E no dia seguinte lavar a louça, limpar a casa, empacotar tudo e seguir novamente. Eu carrego tudo que preciso comigo, e aquilo é tudo que eu tenho para sobreviver. Sem carro do ano, status profissional, ambição, competitividade, reuniões e conflitos. Simplesmente sobreviver. E parece que estamos tão acostumados à complexidade de ser urbano que fazer isso nos parece tão impossível! Mas, respiremos fundo, joguemos o mochilão às costas e encaremos o desafio
Dia 28 foi um dia agitado, fiz as últimas compras e desta vez por uma séria limitação financeira tive de ser, hum, minimalista. Quase sempre me entupo de barrinhas de cereal, mas dessa vez o curto orçamento me obrigou a ser mais limitante. O que não é de todo ruim, pois acaba-se descobrindo coisas interessantes, como por exemplo a sugestão de damasco sêco que minha querida amiga Maiaty sugeriu (ok, eu não gostei, mas isso é apenas meu gosto pessoal). Ou ainda que o fusili mais barato do mercado é uma porcaria. Que molho de tomate é tudo igual e compensa mil vezes mais comprar o barato extrato de tomate do que a mais cara Pomarola. Enfim, peguei metrô, trem (ah, a bela estação da Luz) e o ônibus à Paranapiacaba. O pouquinho que escrevi em meu diário foram as seguintes palavras:
“A tensão que se consta ao iniciar a jornada é muito menos sobre seus perigos; entre eles estão a ânsia de chegar logo; se algum item fora esquecido, como uma peneira – acabei de lembrar – mas é principalmente se estou seguindo o caminho certo. É tão estranho ter a liberdade de ir onde seu coração manda. Mas aí o trem começa a se mover e peregrinar pelas estações de seu trajeto, essas incertezas ficam para trás e tudo se torna mais calmo.
Me é de um prazer místico andar de trem. Só lamento profundamente que isso seja bem menos nobre e muito mais limitado no Brasil”
O problema de se fazer um solo é nunca ter tempo para nada! Há tanta coisa a ser feita que eu sempre acabo deixando o relato de lado. Estas palavras que você está lendo estou escrevendo cinco dias após a viagem (e eu espero que alguém vá ler isso aqui). Em tempo, cheguei à Paranapiacaba à noite, dei uma pequena avançada na mata e acampei por lá. No dia seguinte dei uma bela enrolada pois não sabia exatamente o que fazer da vida.

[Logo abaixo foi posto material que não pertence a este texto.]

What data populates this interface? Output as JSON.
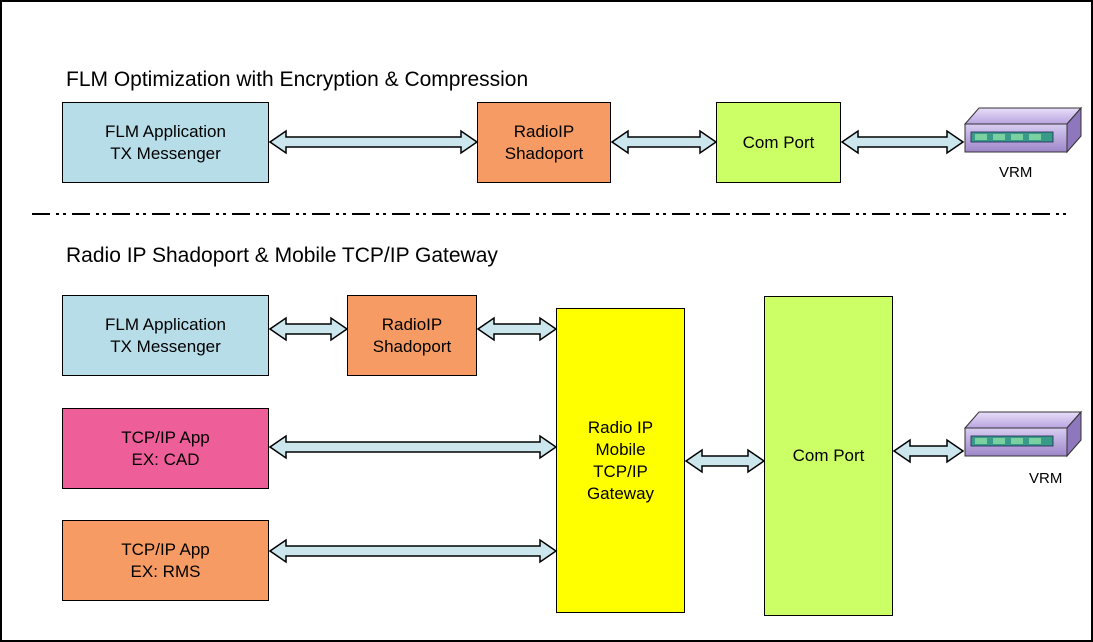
{
  "section1": {
    "title": "FLM Optimization with Encryption & Compression",
    "flm_app": {
      "line1": "FLM Application",
      "line2": "TX Messenger"
    },
    "shadoport": {
      "line1": "RadioIP",
      "line2": "Shadoport"
    },
    "com_port": "Com Port",
    "vrm_label": "VRM"
  },
  "section2": {
    "title": "Radio IP Shadoport & Mobile TCP/IP Gateway",
    "flm_app": {
      "line1": "FLM Application",
      "line2": "TX Messenger"
    },
    "shadoport": {
      "line1": "RadioIP",
      "line2": "Shadoport"
    },
    "tcpip_cad": {
      "line1": "TCP/IP App",
      "line2": "EX: CAD"
    },
    "tcpip_rms": {
      "line1": "TCP/IP App",
      "line2": "EX: RMS"
    },
    "gateway": {
      "line1": "Radio IP",
      "line2": "Mobile",
      "line3": "TCP/IP",
      "line4": "Gateway"
    },
    "com_port": "Com Port",
    "vrm_label": "VRM"
  },
  "colors": {
    "flm_app": "#b7dde8",
    "shadoport": "#f79b64",
    "com_port": "#ccff66",
    "tcpip_cad": "#ee5f99",
    "tcpip_rms": "#f79b64",
    "gateway": "#ffff00",
    "arrow_fill": "#cce6ee",
    "device_body": "#c8b6e8"
  },
  "icons": [
    "double-arrow-icon",
    "vrm-radio-device-icon"
  ]
}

À tarde, “dei uma carona” para uma galera que estava a procura de uma cachoeira na mata. Os guiei até um ponto conhecido do Rio Moji e depois disso segui minha viagem: havia decidido subir o rio até sua nascente. A questão é que eu já sabia que sua nascente estaria em meio a cachoeiras no meio da mata e que me levaria até a ferrovia. Que eu iria passar debaixo de pontes altíssimas e ter um lindo visual. Rio acima, aqui vamos nós. Agora não seria mais uma simples trilha. Eu estava subindo o rio pelo próprio rio e não por uma trilha, e essa era uma tarefa nada fácil: subir nas pedras, atravessar lagos, machucar meus pés em fundos de pedra que não podia prever… um tanto perigoso para uma pessoa sozinha. E veio a chuva e com ela a promessa de escurecer o dia.

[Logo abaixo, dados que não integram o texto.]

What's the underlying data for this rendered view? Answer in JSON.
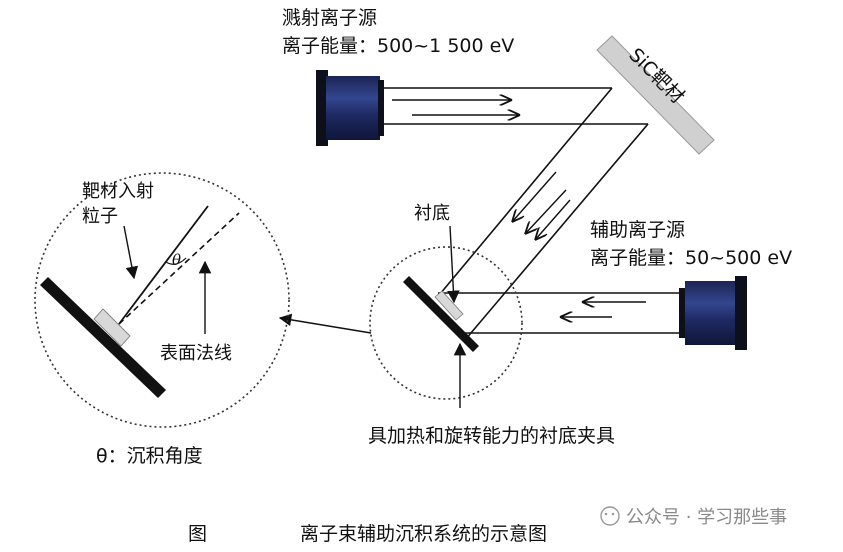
{
  "labels": {
    "sputter_source_title": "溅射离子源",
    "sputter_source_energy": "离子能量：500~1 500 eV",
    "target_label": "SiC靶材",
    "assist_source_title": "辅助离子源",
    "assist_source_energy": "离子能量：50~500 eV",
    "substrate_label": "衬底",
    "holder_label": "具加热和旋转能力的衬底夹具",
    "incident_line1": "靶材入射",
    "incident_line2": "粒子",
    "theta_symbol": "θ",
    "normal_label": "表面法线",
    "theta_legend": "θ：沉积角度"
  },
  "caption": {
    "figure_word": "图",
    "title": "离子束辅助沉积系统的示意图"
  },
  "watermark": {
    "text": "公众号 · 学习那些事"
  },
  "colors": {
    "ion_source_body": "#1c2454",
    "ion_source_band": "#33468f",
    "target_fill": "#d0d0d0",
    "holder": "#111111",
    "substrate": "#d8d8d8"
  }
}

Armar acampamento debaixo de chuva não é a tarefa mais agradável do mundo. Você sabe que cada segundo a mais é mais água com a qual terá que dormir e arriscar-se à uma hipotermia e o trabalho de ter que esperar secar ou carregar um equipamento molhado (e muito mais pesado). E desta vez minha amaldiçoada Eureka não quis ajudar: a vareta quebrou, não tinha espaço suficiente para colocá-la, enfim, uma hora de briga pra levantar o acampamento. Me enfiei dentro da barraca com apenas meu saco impermeável de roupas secas, sleeping bag, isolante e os equipamentos eletrônicos. O resto, deixei do lado de fora, ainda dentro do mochilão, este devidamente protegido pela sua capa-caramujo.

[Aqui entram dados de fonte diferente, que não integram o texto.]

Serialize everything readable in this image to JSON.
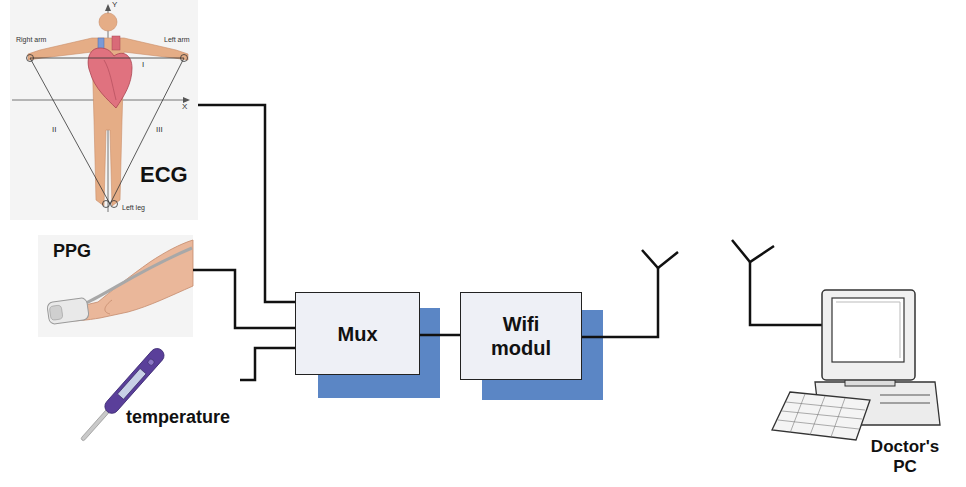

Normalmente cozinho à noite, mas a minha Eureka não permite essa façanha: mancada do designer da tenda, mancada minha ao não percebr isso ao comprá-la (e não foi barata). Depois de um tempo consegui dormir, tomando o cuidado de não encostar o sleeping bag na poça d’água ao fundo da barraca. No meio do sono, numa dessas viradas de lado senti como se estivesse sobre um colchão d’água: a barraca estava praticamente flutuando sobre uma bela poça que se fez debaixo dela. A sensação de saber que você está molhado, sob chuva e sob a ameaça de perder o sono e ter uma possível hipotermia sozinho no meio da mata em que ninguém passa, a cinco dias de alguém notar que você teria sumido, não é lá muito agradável. E tentar dormir sob essa sensação é algo quase impossível. Coisa que eu só consegui, quando num determinado momento da madrugada (ou da manhã) senti que a chuva parou e que meu berço não flutuava mais.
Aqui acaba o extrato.